Froedtert Hospital and Medical College of Wisconsin, Milwaukee, WI
Swapna Narayana , Saurabh Chhabra , Ravi Kishore Narra , Aniko Szabo , Mehdi Hamadani , Marcelo C. Pasquini , Nirav Shah , Parameswaran Hari
Background: Although allogeneic transplantation(alloHCT) is the only curative treatment modality for MF, given the median age of MF, most patients are not candidates for alloHCT due to concerns for treatment-related mortality(TRM), age and comorbidities. Methods: We reviewed the outcomes of 24 recipients of matched related/unrelated donor alloHCT for MF at the Medical College of Wisconsin. All patients with JAK2 mutation(62%) and/or constitutional symptoms recieved Roxulitinib atleast 4 months prior to alloHCT with discontinuation of Ruxolitinib 48 hrs prior to the start of conditioning. Majority(91%) received conditioning with Fludarabine and Busulfan(Flu/Bu4, Flu/Bu3,Flu/Bu4). Only 2 patients received TBI based regimen; Flu/TBI(2-4Gy). Those with splenomegaly > 22cm received pre-transplant splenic radiation(n = 11;49%). Survival outcomes were analyzed using Kaplan-Meier curves and compared between groups using log-rank test. Results: Median age was 57 years(range,40-67) with 29% > 60 years. A 46% had primary ET or PV that evolved to MF and 17% had MDS cytogenetics. Majority(74%) patients MF-3 grade. More than 80% recieved Ruxolitinib and 25% were treated with hypomethylating/cytotoxic chemotherapy. HCT-CI score was≥3 in 62%. Four patients had cirrhosis and portal hypertension(PHTN), and another 3 had PHTN without Cirrhosis.At median follow up of 36months, 3-year overall survival(OS) and relapse-free survival were(RFS) 70%. Marrow fibrosis improved post HCT with only 15% grade 3. One patient relapsed and died from AML 15 months post-HCT. TRM was 25% at 3 years; causes of death were sepsis(n = 3), alveolar hemorrhage(n = 1) and myocardial infarction(n = 1).
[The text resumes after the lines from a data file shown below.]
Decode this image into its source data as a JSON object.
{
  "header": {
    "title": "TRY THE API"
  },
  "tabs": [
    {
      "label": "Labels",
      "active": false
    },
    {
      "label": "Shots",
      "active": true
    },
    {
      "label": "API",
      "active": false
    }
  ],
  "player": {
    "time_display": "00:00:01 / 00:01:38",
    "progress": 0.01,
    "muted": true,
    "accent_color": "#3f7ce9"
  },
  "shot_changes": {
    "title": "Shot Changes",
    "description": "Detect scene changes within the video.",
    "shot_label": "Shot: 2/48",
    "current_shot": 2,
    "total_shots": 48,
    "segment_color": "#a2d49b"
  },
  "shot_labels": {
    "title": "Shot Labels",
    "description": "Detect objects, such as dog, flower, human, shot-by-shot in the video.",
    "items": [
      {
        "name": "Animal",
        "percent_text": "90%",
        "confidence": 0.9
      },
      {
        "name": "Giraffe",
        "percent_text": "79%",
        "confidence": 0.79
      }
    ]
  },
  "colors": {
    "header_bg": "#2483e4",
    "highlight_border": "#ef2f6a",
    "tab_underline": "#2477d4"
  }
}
Variables such as type of donor, DIPSS scoring, MF grade and age of the patient were not significantly associated with OS/RFS on univariate analysis. Conclusions: Despite advanced age and 62% with HCT CI≥3, we report excellent survival outcomes compared to other prior data. Careful patient selection, use of Ruxolitinib pre-HCT, splenic irradiation pre-HCT and Flu/Bu based conditioning regimen all contributed to the remarkable results in this series.